Judge limits new California law to protect vaccination sites


The law that came into effect on October 8 prohibits approaching within 9.14 meters (30 feet) of a person at a vaccination site “for the purpose of hindering, injuring, harassing, harassing, ‘intimidate or interfere with that person’.

US District Judge Dale Drozd on Saturday ruled that the 30-foot limit, which is contained in what he called the law’s “unusual definition of ‘harassment’,” is too restrictive.

He therefore issued a temporary restraining order prohibiting the state from applying the “harassment” part of the law, while leaving in place the prohibition on obstructing, harming, intimidating or intervening.

These other parts of the law “appear to target more specifically the damage that the legislature has sought to prevent and advance the state’s interest in ensuring that Californians have free access to vaccination sites,” he said. .

Opponents said the bill is worded so broadly that it includes any vaccine and can apply to anti-abortion protesters as well.

Alliance Defending Freedom sued on behalf of Right to Life of Central California, which is located next to a Planned Parenthood abortion clinic that offers the HPV vaccine against the human papillomavirus, but not the COVID vaccinations. -19.

The anti-abortion group said the law, as drafted, would prevent its members from approaching women on the public sidewalk and on the streets in front of its own apartment building and even in its own parking lot.

The ruling came as the U.S. Supreme Court coincidentally considered Monday whether it would allow legal challenges to a Texas law that virtually ended abortion in the nation’s second largest state after six weeks of pregnancy. .

The problem in California, the most populous state, lies in the legal definition of harassment, which “is much broader than the dictionary definition of the word ‘harassment’,” Drozd said in his 28-page decision.

This includes approaching within 30 feet of a person or vehicle, without their consent, “for the purpose of passing a leaflet or flyer to, displaying a sign at, or engage in oral protest, education or counseling with, that other person in a public path or on a sidewalk.
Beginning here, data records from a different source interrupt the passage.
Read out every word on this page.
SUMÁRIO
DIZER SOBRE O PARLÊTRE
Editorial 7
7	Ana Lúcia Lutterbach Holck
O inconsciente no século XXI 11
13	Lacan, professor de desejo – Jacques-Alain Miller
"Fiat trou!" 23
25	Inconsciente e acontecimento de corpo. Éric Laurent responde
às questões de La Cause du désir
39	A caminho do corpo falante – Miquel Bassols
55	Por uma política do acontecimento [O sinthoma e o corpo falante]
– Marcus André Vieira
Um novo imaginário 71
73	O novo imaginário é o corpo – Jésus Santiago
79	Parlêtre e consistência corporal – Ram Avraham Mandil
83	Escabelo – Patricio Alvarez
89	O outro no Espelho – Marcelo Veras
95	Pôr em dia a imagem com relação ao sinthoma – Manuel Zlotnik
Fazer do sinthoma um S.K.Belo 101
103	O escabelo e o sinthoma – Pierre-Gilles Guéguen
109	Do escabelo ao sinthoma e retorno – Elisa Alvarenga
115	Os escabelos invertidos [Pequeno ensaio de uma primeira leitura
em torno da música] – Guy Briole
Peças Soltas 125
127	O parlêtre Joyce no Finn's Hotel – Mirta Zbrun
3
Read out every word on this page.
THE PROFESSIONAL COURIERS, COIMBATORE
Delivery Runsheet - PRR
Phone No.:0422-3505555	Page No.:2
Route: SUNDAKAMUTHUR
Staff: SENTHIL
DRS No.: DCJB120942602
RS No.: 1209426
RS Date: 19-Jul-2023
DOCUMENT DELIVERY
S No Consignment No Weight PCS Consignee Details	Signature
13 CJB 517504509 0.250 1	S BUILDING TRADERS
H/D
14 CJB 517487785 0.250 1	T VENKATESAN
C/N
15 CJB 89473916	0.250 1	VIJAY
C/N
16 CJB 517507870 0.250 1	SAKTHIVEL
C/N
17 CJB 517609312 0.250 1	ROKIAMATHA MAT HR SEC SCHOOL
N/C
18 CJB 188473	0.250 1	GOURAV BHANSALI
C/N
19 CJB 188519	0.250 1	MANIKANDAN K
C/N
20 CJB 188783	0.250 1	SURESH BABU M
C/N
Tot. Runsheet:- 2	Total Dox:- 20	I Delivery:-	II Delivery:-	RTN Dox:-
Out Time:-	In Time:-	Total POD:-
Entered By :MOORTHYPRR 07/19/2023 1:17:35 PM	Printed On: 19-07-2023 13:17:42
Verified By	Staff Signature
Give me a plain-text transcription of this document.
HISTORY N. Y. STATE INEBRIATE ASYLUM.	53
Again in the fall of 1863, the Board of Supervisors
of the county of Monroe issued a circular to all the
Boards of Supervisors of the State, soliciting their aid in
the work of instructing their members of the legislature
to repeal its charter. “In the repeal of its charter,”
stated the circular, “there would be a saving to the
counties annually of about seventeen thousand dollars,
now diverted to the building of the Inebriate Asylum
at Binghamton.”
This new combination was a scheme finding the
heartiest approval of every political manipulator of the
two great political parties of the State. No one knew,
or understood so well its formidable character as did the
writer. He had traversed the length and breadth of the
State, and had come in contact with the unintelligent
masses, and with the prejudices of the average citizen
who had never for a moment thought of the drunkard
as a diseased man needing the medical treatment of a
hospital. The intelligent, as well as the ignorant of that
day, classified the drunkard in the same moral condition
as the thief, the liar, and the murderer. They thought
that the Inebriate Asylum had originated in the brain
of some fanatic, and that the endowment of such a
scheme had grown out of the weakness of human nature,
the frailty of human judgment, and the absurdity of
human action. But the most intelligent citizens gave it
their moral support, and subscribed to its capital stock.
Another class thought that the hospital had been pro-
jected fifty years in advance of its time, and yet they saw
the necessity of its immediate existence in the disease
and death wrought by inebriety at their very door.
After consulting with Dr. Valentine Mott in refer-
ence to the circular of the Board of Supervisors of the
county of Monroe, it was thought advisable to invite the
Further, the interpretation of the law by the State Attorney General, in court records and pleadings, “is so vague as to lead to different and conflicting interpretations of conduct which is even prohibited by its terms. “Drozd wrote.

The office of California Attorney General Rob Bonta, who has defended the law, did not immediately respond to the ruling.

“Despite these undeniable facts, the court recognizes that COVID-19 vaccines have been the subject of controversy and protests,” he wrote.

Still, the groups said the law violated their First Amendment rights to freedom of expression, religion and association, and the Fourteenth Amendment’s rights to due process and equal protection when it comes to to oppose abortions.

Violators could face up to six months in prison and a fine of up to $ 1,000. But lawmakers included an exemption for picketing during a labor dispute, which Drozd said created another legal conflict.

“Freedom of speech won the day not only for our client, Right to Life, but for all other speakers in California,” Denise Harle, senior advisor for Alliance Defending Freedom, said in a statement. by restricting pro-life awareness while allowing other types of discourse.

Democratic Senator Richard Pan, a pediatrician, prominent immunization supporter and bill author, did not immediately comment.